Mon travail porte toujours sur des gens qui vivent loin de chez moi. Je ne parle pas leur langue et il est rare que nous ayons des liens culturels. Un interprète fait l’intermédiaire, ce qui me donne le temps et la distance nécessaires pour observer et apprécier la situation. Dans les régions où j’ai travaillé jusqu’ici, comme l’Asie centrale, l’Afrique ou l’Europe de l’Est, les lois sont différentes ou inexistantes, si bien que les documents m’autorisant à reproduire et à publier l’image d’une personne ne sont pas obligatoires et qu’il n’est pas besoin de passer par le système des signatures et des contrats. Dans ces conditions, la communication d’informations personnelles ne se fait que dans un sens. J’apprends des choses sur leur vie sur place, mais eux ne peuvent apprendre de la mienne que ce que je décide de leur dire. Quand je me trouve dans une zone d’hostilités, je prends des risques, je me mets physiquement en danger, mais ce danger prend fin dès lors que j’ai quitté cette zone. Une fois mon travail achevé, je peux m’en détacher pour toujours. Loin de chez moi, personne ne va menacer ma famille, ni m’opposer mes erreurs de jeunesse, ni me rappeler ce que je fuis. Personne ne m’a jamais reconnu, ni moi ni mon accent, personne n’a jamais assez bien su d’où je viens pour m’obliger à faire face à mes incohérences et mes contradictions.
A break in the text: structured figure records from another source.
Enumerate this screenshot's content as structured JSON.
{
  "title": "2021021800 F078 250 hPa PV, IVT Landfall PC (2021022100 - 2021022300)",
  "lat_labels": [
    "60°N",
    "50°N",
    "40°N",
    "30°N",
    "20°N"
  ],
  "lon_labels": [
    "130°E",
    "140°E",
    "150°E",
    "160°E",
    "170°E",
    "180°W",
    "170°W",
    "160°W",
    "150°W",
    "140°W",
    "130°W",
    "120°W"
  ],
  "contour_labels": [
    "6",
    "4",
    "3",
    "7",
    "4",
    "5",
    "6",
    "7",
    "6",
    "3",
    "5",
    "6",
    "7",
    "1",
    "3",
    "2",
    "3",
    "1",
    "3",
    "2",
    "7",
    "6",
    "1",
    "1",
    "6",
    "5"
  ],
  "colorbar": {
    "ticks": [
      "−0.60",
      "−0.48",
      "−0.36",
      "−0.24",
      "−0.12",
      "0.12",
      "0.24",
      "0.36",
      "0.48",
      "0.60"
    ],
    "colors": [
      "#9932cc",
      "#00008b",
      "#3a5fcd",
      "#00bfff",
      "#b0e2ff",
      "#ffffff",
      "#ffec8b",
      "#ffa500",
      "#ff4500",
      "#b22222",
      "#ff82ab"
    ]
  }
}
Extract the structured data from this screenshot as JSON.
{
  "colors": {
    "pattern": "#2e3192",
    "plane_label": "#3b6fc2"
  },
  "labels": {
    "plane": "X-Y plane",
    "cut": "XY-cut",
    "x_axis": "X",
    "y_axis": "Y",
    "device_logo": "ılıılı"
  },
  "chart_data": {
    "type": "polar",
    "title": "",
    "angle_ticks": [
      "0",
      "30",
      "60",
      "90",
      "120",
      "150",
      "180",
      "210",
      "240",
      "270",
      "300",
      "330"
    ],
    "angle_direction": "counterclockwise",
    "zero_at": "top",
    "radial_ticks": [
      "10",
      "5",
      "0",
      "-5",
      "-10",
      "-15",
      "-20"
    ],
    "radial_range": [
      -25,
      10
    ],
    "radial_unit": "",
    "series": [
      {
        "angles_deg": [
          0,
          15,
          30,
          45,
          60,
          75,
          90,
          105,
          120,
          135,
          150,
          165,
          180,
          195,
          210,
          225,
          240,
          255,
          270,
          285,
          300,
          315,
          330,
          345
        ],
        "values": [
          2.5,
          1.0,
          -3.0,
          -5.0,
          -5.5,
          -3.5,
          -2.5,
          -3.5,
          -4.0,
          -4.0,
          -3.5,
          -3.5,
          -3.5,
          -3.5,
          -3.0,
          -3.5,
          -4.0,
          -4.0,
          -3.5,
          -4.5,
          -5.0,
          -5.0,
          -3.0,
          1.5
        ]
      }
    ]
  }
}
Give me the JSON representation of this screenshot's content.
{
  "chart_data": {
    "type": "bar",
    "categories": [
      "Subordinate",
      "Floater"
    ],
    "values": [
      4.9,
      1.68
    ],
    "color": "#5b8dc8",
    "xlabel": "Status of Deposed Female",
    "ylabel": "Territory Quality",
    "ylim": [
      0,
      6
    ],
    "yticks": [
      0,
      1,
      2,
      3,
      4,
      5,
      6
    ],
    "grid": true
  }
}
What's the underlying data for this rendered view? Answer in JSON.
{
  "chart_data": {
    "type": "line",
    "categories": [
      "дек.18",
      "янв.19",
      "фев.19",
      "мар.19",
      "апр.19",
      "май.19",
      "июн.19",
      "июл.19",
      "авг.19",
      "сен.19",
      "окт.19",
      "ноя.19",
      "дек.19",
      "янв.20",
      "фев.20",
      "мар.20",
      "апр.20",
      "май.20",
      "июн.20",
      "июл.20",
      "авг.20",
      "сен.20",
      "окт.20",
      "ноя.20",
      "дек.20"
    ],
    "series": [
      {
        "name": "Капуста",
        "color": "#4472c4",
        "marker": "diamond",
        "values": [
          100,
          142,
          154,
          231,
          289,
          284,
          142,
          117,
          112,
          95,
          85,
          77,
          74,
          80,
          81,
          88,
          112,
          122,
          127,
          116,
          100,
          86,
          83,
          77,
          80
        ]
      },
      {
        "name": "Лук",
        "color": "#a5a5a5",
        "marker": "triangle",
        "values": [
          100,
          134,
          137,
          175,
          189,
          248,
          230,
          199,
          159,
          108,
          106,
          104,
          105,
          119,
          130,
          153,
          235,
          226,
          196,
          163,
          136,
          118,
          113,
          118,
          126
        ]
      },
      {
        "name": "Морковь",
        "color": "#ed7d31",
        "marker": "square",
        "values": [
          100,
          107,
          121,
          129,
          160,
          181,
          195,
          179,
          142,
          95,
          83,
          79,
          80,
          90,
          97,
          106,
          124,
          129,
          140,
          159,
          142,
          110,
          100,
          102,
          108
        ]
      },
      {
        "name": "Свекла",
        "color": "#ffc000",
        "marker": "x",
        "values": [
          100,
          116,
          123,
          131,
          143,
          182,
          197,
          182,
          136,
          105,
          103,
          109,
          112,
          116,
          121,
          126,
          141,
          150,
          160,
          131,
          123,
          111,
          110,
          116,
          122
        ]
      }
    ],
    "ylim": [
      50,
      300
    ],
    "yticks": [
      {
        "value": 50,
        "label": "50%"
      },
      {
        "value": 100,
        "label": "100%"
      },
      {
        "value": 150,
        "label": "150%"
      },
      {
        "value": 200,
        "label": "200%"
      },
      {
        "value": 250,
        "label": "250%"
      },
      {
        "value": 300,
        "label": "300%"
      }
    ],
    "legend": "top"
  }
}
Quand j’ai fait Another Country, ce n’était pas pareil. Plusieurs liens avec mon passé se sont manifestés. Jeremy Harris (p. 62) avait un frère trois classes en dessous de moi, celle de ma sœur. Son père (p. 55) fait du bateau avec mon oncle et ma tante au large de Cape Cod, dans le Massachusetts. Les parents de Louise Ham (p. 45) tenaient le pub dans le village où j’ai grandi ; Katy, sa sœur, a été mon premier béguin (nous nous tenions par la main dans la queue de la cantine à l’école primaire). Paula Balfour (p. 59) connaît bien le parrain de mon beau-frère. Un ami proche a passé quatre ans à retaper une maison appartenant à la grand-mère de Pinky Image (p. 30). Martha Price (p. 96) vient avec sa famille d’une toute petite ville où habite mon père, au pays de Galles. Matt Meers (p. 71) a appris à tresser l’osier avec une bonne amie. Étranges coïncidences dans un pays de 65 millions d’habitants.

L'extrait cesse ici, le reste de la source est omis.